When a seven-year-old in all her pigtailed, bespectacled glory is bent over her crayon and half-finished masterpiece with all the focus, dedication and madness of the great ones, it’s a rare moment of innocence and purity. You do not, at such a time, expect a question, from those busily humming lips, like “Why don’t Mummy and Daddy stay together anymore?”
It happens, though. You watch and love her from afar as she gapes at princess movies, dances like a clown at the title track of cartoon shows, wears her best frock and goes down to play or cycle. And then one morning she asks you something like that. And you’re supposed to answer it to the best of your capabilities so that you’re taking her seriously without making her lose her innocence.
And she’s going to ask you questions like “I know you like a boy, but why do you like him?” or “What are periods and what are you going to do with that thing you called a pad?” And she’s going to trust you to be honest with her. Based on that, she’s going to decide whether or not to appoint you her confidante. Based on that, she might or might not consult you in the future about her troubles and you get to be or not be aware of what’s going on in her life and whether or not she’s safe.
My niece is growing up much faster than I would like her to, World. I’m looking at her life in a film negatives already. In the last few frames, I’m carrying her in my arms and she’s looking around and pointing with her tiny finger towards the part of you that she’d like me to take her to discover next. She’s stretching to a point above her reach till I lift her up to the point so that nothing is impossible for her. I’m going to fetch something and her chubby legs are following me in a hurry lest I leave her behind, her palm outstretched to grab my surrendered finger and her eyes saying “But I’m also coming, no?” She’s saying words for the first time, words that I might have used plenty of times without thinking twice about them.

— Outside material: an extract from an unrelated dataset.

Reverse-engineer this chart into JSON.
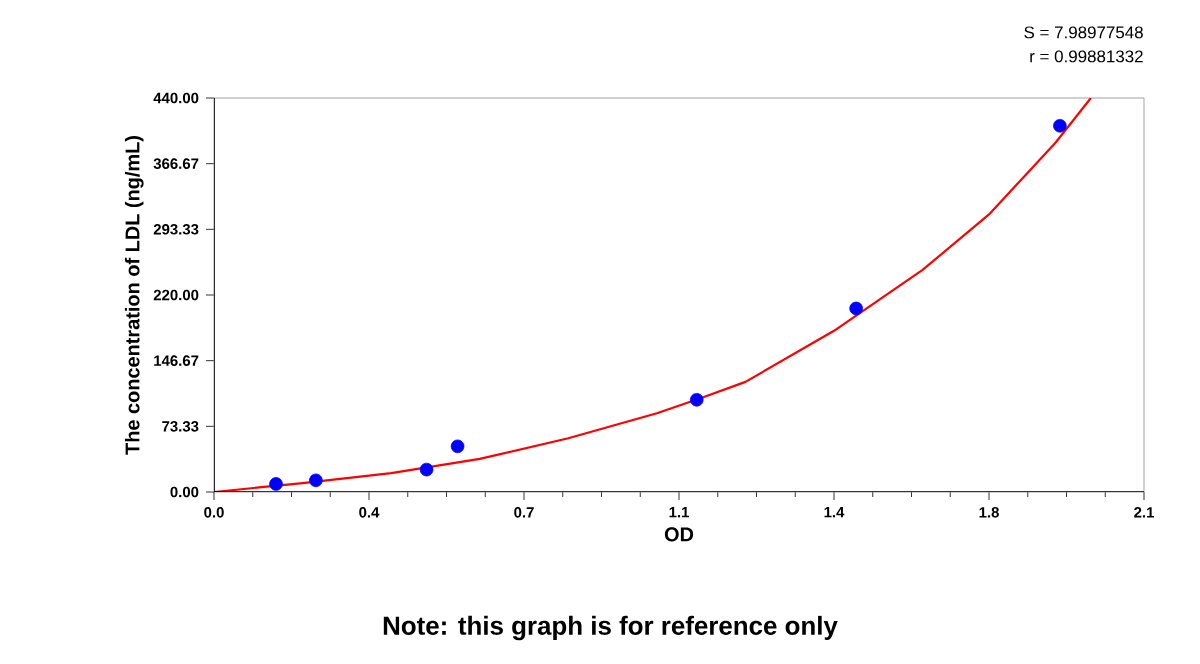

But they sound so new and sweet from her mouth for the first time that I play the times she said it over and over in my memory and marvel at the way they sound each time.
Within a mere couple of frames, the tiny coconut tree on her head has grown out into two thick pigtails, much longer than mine, falling on each shoulder. Now, she’s questioning everything, using words like ‘awesome’, wearing denim shorts that highlight her prematurely sexy butt and already getting her heart broken by boys.
So, this post is just about being grateful for her presence in my life. This post is to whine about the unimaginable pace of her growth and to worry for her. It is to mourn a bit for the childhood she’s shedding somewhat willingly and somewhat unwillingly.
My child is growing up really fast, World. I just hope she has the strength to cope with you and the eyes to see your beauty. Be gentle with her. Take care that she doesn’t shrivel or wither. And I’ll do that same.